Which Noise Level Meter is right for your business

For businesses today there is so much to think about when it comes to running a safe and efficient operation. For example, the hazard of excessive noise. It can do a lot of harm to a business in many ways if it’s not quickly addressed. It’s here that a noise level meter can be such a useful tool, but it’s hard to know which one may be the right fit for a business. That’s why factoring in the following considerations when searching for a noise level meter is critical.

Hearing the Issue

To anyone that is yet to fully understand the importance of having a noise level meter it’s useful to note how vulnerable the human ears are, and how quickly hearing can be substantially damaged. This isn’t pleasant to think about, but the thought of permanent hearing damage is a far more unpleasant notion. So that’s why a business having tools in place that can help to protect the hearing of staff, customers, and others is always prudent. Given hearing can begin to sustain permanent damage once noise is above 85 decibels – around the same level of noise that heavy traffic emits – it’s also essential to recognise threats to hearing can exist even in workplaces that may not be obvious examples of loud and noisy venues.

Appreciate How a Noise Level Meter Works

A noise level meter will provide live readings of the sound it detects around it. While there’s a number of variables among the range of noise level meters that a prospective buyer should be aware of, essentially any selection in the range can perform the task of taking a reading of local sound.

Decide Whether a Class I or Class II is Ideal

There are two classes of sound meter in the noise level meter range. Each are very precise, but it’s the Class II that is most commonly used in workplaces.

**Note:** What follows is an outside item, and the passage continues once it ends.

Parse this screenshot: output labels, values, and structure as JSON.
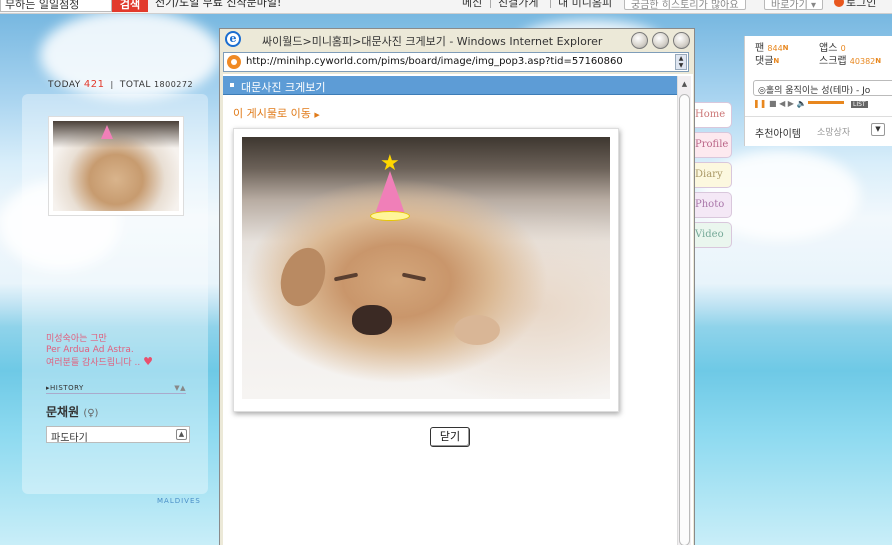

Is Lighting and Sizing a Concern?

Although it’ll usually be possible to use a noise level meter in a well-lit environment this won’t always be the case for some businesses. Music and entertainment venues are commonly examples of such places that may have a low-lighting setup, and as a result may require any noise level meter that can be read in all lighting conditions. The same consideration should be given towards sizing, as if a noise level meter is being used for ongoing monitoring through the day, smaller models will increase the portability factor.

Factor in the Battery Life

It’ll often be easy to recharge a noise level meter from one use to the next. But in certain circumstances there may be jobs that require a noise level meter be used for an extended period of time, in a remote location, or both! In such instances having a noise level meter that has a long battery life is important, and it’s wise any business factors this is when looking for the right noise level meter for its day to day needs.

A Sound Idea

Selecting the right noise level meter for a business depends on a number of factors. First, it’s necessary to understand what precisely a noise level meter can do, and then establish whether a Class I or Class II model is ideal. Then to consider whether lighting and sizing is a key consideration, and the same goes for battery life. Once these factors have been taken into account, a business will be well-placed to pick the right noise level meter for their needs.